How Peter Fonda, LSD and a near-death experience resulted in a masterpiece by The Beatles

As the hippie era dawned in the mid-1960s, The Beatles were introduced to the wonders of LSD, courtesy of London dentist John Riley. Understandably, there was a period of parental outrage when the news of such dabblings reached the British public, but some rather enticing music was in the post.

Synthesised in 1938 for the first time, LSD was relatively new and had only been tested by daring psychonauts, including British writer Aldous Huxley, by the late ’50s. When it became a common street substance in the 1960s, little was known of the potential risks of this drug that could temporarily turn one’s world upside down.

Thanks to the hippies’ voracious use of LSD, we were informed of the risks and benefits of psychedelic experimentation rather quickly. From the tragic decline of Syd Barrett to the weird wonder of ‘Lucy in the Sky with Diamonds’, it was clear LSD was a drug of immense power.

After being spiked by their apparently wild dentist in March 1965, John Lennon and George Harrison were keen to try LSD again. In August ’65, during a break from their North American tour, The Beatles rented a house owned by Zsa Zsa Gabor at 2850 Benedict Canyon, Beverly Hills.

For this second trip, Harrison and Lennon would be joined by drummer and first-time psychonaut Ringo Starr. Meanwhile, Paul McCartney decided to sit this one out, perhaps stirring the early foundations of ‘Dear Prudence’ in Lennon’s consciousness.

“I had a concept of what had happened the first time I took LSD, but the concept is nowhere near as big as the reality when it actually happens,” Harrison reflected in Anthology. “So as it kicked in again, I thought, ‘Jesus, I remember!’ I was trying to play the guitar, and then I got in the swimming pool, and it was a great feeling; the water felt good.”

Although the band was clearly in a state for privacy, their rented residence was flocked by a series of visitors during its break, including Roger McGuinn and David Crosby of The Byrds, journalist Don Short and Help! actor Eleanor Bron.

McGuinn claimed to have introduced Harrison to the music of Ravi Shankar during the trip. “There were girls at the gates, police guards,” McGuinn recalled. “We went in, and David, John Lennon, George Harrison and I took LSD to help get to know each other better. There was a large bathroom in the house, and we were all sitting on the edge of a shower, passing around a guitar, taking turns to play our favourite songs. John and I agreed ‘Be-Bop-A-Lula’ was our favourite ’50s rock record.”

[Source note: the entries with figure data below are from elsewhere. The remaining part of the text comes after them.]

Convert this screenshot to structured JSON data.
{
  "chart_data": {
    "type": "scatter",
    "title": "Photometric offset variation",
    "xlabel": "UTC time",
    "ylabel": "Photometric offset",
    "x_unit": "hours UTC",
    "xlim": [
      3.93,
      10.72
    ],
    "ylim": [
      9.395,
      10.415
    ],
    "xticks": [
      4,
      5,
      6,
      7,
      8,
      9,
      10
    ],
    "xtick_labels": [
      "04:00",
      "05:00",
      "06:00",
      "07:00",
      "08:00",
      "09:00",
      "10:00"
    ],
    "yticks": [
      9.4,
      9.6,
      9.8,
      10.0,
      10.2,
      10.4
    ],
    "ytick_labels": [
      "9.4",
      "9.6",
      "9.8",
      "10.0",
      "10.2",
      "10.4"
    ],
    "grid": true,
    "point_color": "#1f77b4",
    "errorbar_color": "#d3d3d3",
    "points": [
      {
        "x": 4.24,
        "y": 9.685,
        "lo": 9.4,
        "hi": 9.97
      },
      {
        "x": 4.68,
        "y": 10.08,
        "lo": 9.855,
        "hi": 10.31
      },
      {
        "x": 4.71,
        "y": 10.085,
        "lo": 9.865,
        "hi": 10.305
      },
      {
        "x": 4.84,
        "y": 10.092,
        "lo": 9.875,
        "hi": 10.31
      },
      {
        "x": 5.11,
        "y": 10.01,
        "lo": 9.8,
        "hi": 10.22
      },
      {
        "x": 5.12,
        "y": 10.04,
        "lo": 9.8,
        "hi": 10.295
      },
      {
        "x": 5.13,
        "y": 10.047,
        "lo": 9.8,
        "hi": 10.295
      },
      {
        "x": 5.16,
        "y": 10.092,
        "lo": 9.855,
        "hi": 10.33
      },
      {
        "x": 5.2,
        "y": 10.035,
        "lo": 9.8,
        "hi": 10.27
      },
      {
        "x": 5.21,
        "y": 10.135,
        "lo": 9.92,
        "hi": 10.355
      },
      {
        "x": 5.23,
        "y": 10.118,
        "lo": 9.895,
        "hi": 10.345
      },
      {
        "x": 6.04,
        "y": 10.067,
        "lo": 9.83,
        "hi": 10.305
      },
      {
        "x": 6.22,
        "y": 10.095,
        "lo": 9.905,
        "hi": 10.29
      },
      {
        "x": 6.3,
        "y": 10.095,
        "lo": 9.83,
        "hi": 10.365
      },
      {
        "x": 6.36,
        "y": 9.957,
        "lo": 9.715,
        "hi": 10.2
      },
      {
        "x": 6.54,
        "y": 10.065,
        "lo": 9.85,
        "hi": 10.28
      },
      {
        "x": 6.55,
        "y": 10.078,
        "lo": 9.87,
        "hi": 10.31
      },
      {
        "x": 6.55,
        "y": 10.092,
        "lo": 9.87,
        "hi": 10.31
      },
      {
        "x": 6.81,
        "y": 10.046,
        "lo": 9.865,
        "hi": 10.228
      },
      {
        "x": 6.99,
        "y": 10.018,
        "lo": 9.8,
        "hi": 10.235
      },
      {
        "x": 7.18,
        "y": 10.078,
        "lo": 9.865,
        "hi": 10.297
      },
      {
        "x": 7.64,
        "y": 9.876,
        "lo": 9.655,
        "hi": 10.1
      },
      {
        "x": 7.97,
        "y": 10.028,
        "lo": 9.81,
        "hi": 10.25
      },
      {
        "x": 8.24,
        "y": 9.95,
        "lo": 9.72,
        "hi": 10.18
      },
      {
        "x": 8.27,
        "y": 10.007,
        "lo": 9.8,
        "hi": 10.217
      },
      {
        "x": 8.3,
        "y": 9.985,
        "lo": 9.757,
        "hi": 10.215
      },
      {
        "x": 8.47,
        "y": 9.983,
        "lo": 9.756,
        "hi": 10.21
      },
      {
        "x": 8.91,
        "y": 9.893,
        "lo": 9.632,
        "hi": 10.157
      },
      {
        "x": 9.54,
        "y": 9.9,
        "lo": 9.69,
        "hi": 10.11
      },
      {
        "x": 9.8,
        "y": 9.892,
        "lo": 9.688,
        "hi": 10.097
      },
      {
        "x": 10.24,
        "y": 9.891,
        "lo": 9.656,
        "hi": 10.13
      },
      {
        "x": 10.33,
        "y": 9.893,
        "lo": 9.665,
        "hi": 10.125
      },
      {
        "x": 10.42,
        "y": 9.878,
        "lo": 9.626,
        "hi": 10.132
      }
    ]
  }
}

He added: “I showed George Harrison some Ravi Shankar sounds, which I’d heard because we shared the same record company, on the guitar. I told him about Ravi Shankar, and he said he had never heard Indian music before.”

Among the famous faces to appear at the mansion that day was American actor Peter Fonda. The Easy Rider star allegedly tried to comfort Harrison during a frightening turn in which he felt he was dying.

“I told him there was nothing to be afraid of and that all he needed to do was relax,” Fonda once recalled. “I said that I knew what it was like to be dead because when I was ten years old, I’d accidentally shot myself in the stomach, and my heart stopped beating three times while I was on the operating table because I’d lost so much blood.”

“John was passing at the time and heard me saying, ‘I know what it’s like to be dead,’” Fonda continued. “He looked at me and said, ‘You’re making me feel like I’ve never been born. Who put all that shit in your head?’”

Speaking to Rolling Stone co-founder Jann Wenner in 1970, Lennon reflected on the trip. He noted that their inexperience with LSD was the likely source of Harrison’s negative experience. “We still didn’t know anything about doing it in a nice place and cool it and all that, we just took it,” Lennon said. “And all of a sudden we saw the reporter [Don Short], and we’re thinking, ‘How do we act normal?’ Because we imagined we were acting extraordinary, which we weren’t. “We thought, ‘Surely somebody can see.’

Feeling somewhat vulnerable in front of a journalist, Lennon and his bandmates turned to their road manager. “We were terrified waiting for him to go, and he wondered why he couldn’t come over, and Neil [Aspinall], who had never had it either, had taken it, and he still had to play road manager. We said, ‘Go and get rid of Don Short,’ and he didn’t know what to do, he just sort of sat with it. And Peter Fonda came, that was another thing, and he kept on saying, ‘I know what it’s like to be dead.’ We said, ‘What?’ And he kept saying it, and we were saying, ‘For chrissake, shut up, we don’t care. We don’t want to know.’ But he kept going on about it. That’s how I wrote ‘She Said She Said’.”

‘She Said She Said’, one of Lennon’s masterful compositions on 1966’s Revolver, contains lyrics almost directly transplanted from The Beatles’ conversation with Fonda.